What the Setup Script Does

  • Creates all necessary Azure resources with consistent naming
  • Sets up both development (compute instance) and training (compute cluster) environments
  • Registers the training data as an Azure ML data asset
  • Configures default settings for Azure CLI to work with your resources

2. Data Exploration

Dataset

The dataset is publicly available and can be downloaded from IBM's website:

The dataset contains information about customer demographics, account details, services subscribed to, and whether or not the customer churned.

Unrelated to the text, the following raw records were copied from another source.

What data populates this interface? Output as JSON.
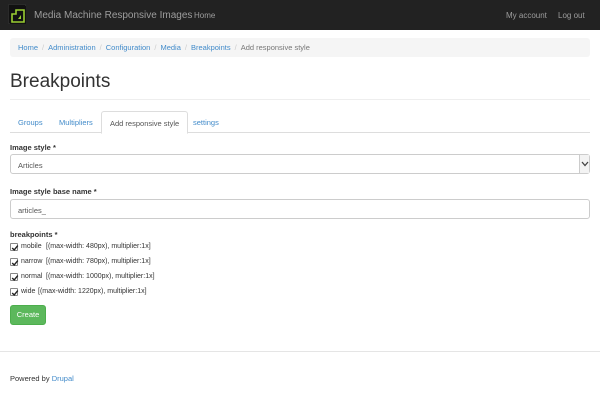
{
  "navbar": {
    "brand": "Media Machine Responsive Images",
    "home": "Home",
    "account": "My account",
    "logout": "Log out"
  },
  "breadcrumb": {
    "items": [
      "Home",
      "Administration",
      "Configuration",
      "Media",
      "Breakpoints"
    ],
    "current": "Add responsive style",
    "separator": "/"
  },
  "page": {
    "title": "Breakpoints"
  },
  "tabs": [
    {
      "label": "Groups",
      "active": false
    },
    {
      "label": "Multipliers",
      "active": false
    },
    {
      "label": "Add responsive style",
      "active": true
    },
    {
      "label": "settings",
      "active": false
    }
  ],
  "form": {
    "image_style": {
      "label": "Image style *",
      "value": "Articles"
    },
    "base_name": {
      "label": "Image style base name *",
      "value": "articles_"
    },
    "breakpoints": {
      "label": "breakpoints *",
      "items": [
        {
          "name": "mobile",
          "detail": "[(max-width: 480px), multiplier:1x]",
          "checked": true
        },
        {
          "name": "narrow",
          "detail": "[(max-width: 780px), multiplier:1x]",
          "checked": true
        },
        {
          "name": "normal",
          "detail": "[(max-width: 1000px), multiplier:1x]",
          "checked": true
        },
        {
          "name": "wide",
          "detail": "[(max-width: 1220px), multiplier:1x]",
          "checked": true
        }
      ]
    },
    "submit": "Create"
  },
  "footer": {
    "prefix": "Powered by",
    "link": "Drupal"
  },
  "colors": {
    "navbar": "#222222",
    "link": "#428bca",
    "button": "#5cb85c"
  }
}
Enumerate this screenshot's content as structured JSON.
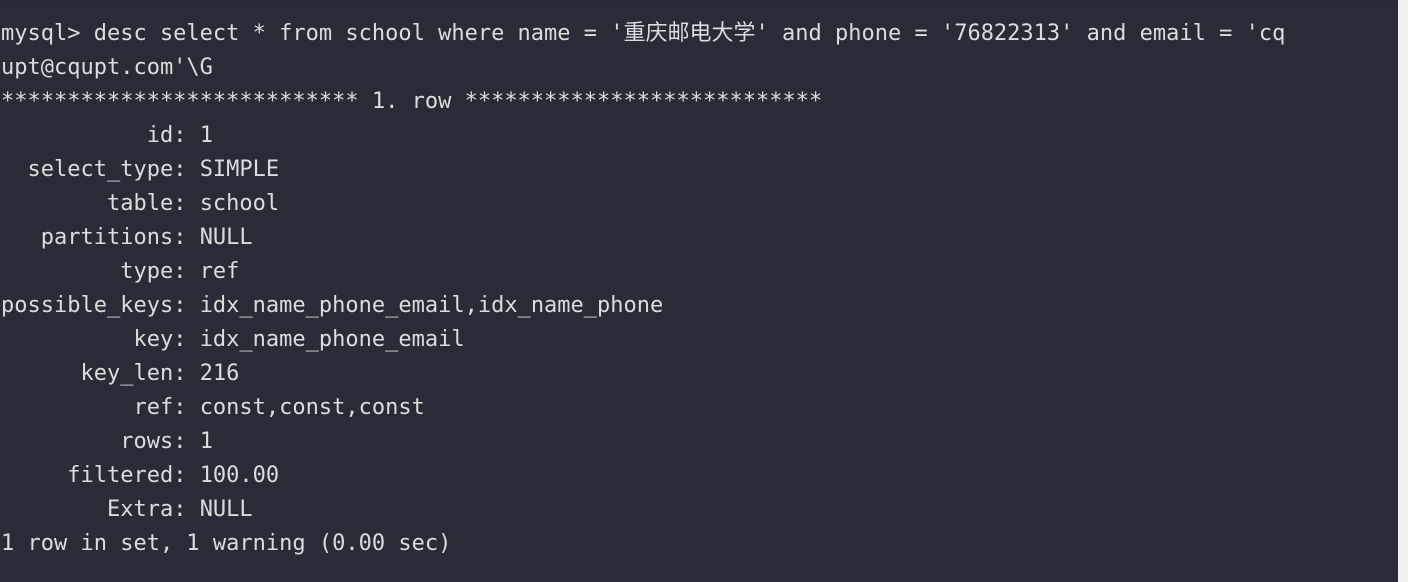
{
  "terminal": {
    "app": "mysql-client",
    "background_color": "#282c37",
    "text_color": "#dcdcdc",
    "prompt": "mysql>",
    "command": "desc select * from school where name = '重庆邮电大学' and phone = '76822313' and email = 'cqupt@cqupt.com'\\G",
    "command_line_1": "mysql> desc select * from school where name = '重庆邮电大学' and phone = '76822313' and email = 'cq",
    "command_line_2": "upt@cqupt.com'\\G",
    "row_separator": "*************************** 1. row ***************************",
    "row_separator_label": "1. row",
    "result_footer": "1 row in set, 1 warning (0.00 sec)"
  },
  "explain_row": {
    "index": 1,
    "fields": [
      {
        "label": "id",
        "padded_label": "           id",
        "value": "1"
      },
      {
        "label": "select_type",
        "padded_label": "  select_type",
        "value": "SIMPLE"
      },
      {
        "label": "table",
        "padded_label": "        table",
        "value": "school"
      },
      {
        "label": "partitions",
        "padded_label": "   partitions",
        "value": "NULL"
      },
      {
        "label": "type",
        "padded_label": "         type",
        "value": "ref"
      },
      {
        "label": "possible_keys",
        "padded_label": "possible_keys",
        "value": "idx_name_phone_email,idx_name_phone"
      },
      {
        "label": "key",
        "padded_label": "          key",
        "value": "idx_name_phone_email"
      },
      {
        "label": "key_len",
        "padded_label": "      key_len",
        "value": "216"
      },
      {
        "label": "ref",
        "padded_label": "          ref",
        "value": "const,const,const"
      },
      {
        "label": "rows",
        "padded_label": "         rows",
        "value": "1"
      },
      {
        "label": "filtered",
        "padded_label": "     filtered",
        "value": "100.00"
      },
      {
        "label": "Extra",
        "padded_label": "        Extra",
        "value": "NULL"
      }
    ]
  },
  "query_conditions": {
    "table": "school",
    "name": "重庆邮电大学",
    "phone": "76822313",
    "email": "cqupt@cqupt.com"
  }
}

Exploratory Data Analysis (EDA)

# Sample EDA code
import pandas as pd
import seaborn as sns
import matplotlib.pyplot as plt

# Load and preview data
df = pd.read_csv('data/telco_churn.csv')
print(df.info())
print(df.describe())

# Visualize churn distribution
plt.figure(figsize=(8, 6))
sns.countplot(x='Churn', data=df)
plt.title('Distribution of Churn')
plt.show()

# Analyze correlation between numerical features
plt.figure(figsize=(12, 8))
sns.heatmap(df.select_dtypes(include=['float64', 'int64']).corr(), annot=True, cmap='coolwarm')
plt.title('Correlation Heatmap')
plt.show()

Data Preprocessing

  1. Handling Missing Values

    • Numerical features: Mean imputation
    • Categorical features: Mode imputation
  2. Feature Engineering

    • Created interaction terms between important features
    • Binned continuous variables where appropriate
    • Encoded categorical variables using one-hot encoding
  3. Train-Test Split

    • 80% training, 20% testing
    • Stratified split to maintain class distribution
    • Random state fixed for reproducibility

3. Model Development

Model Selection

We evaluated several classification algorithms:

  1. Logistic Regression

    • Baseline model for binary classification
    • Good interpretability but limited by linear decision boundaries
  2. Random Forest

    • Handles non-linear relationships well
    • Robust to outliers and noise
    • Provides feature importance scores
  3. Gradient Boosting (XGBoost/LightGBM)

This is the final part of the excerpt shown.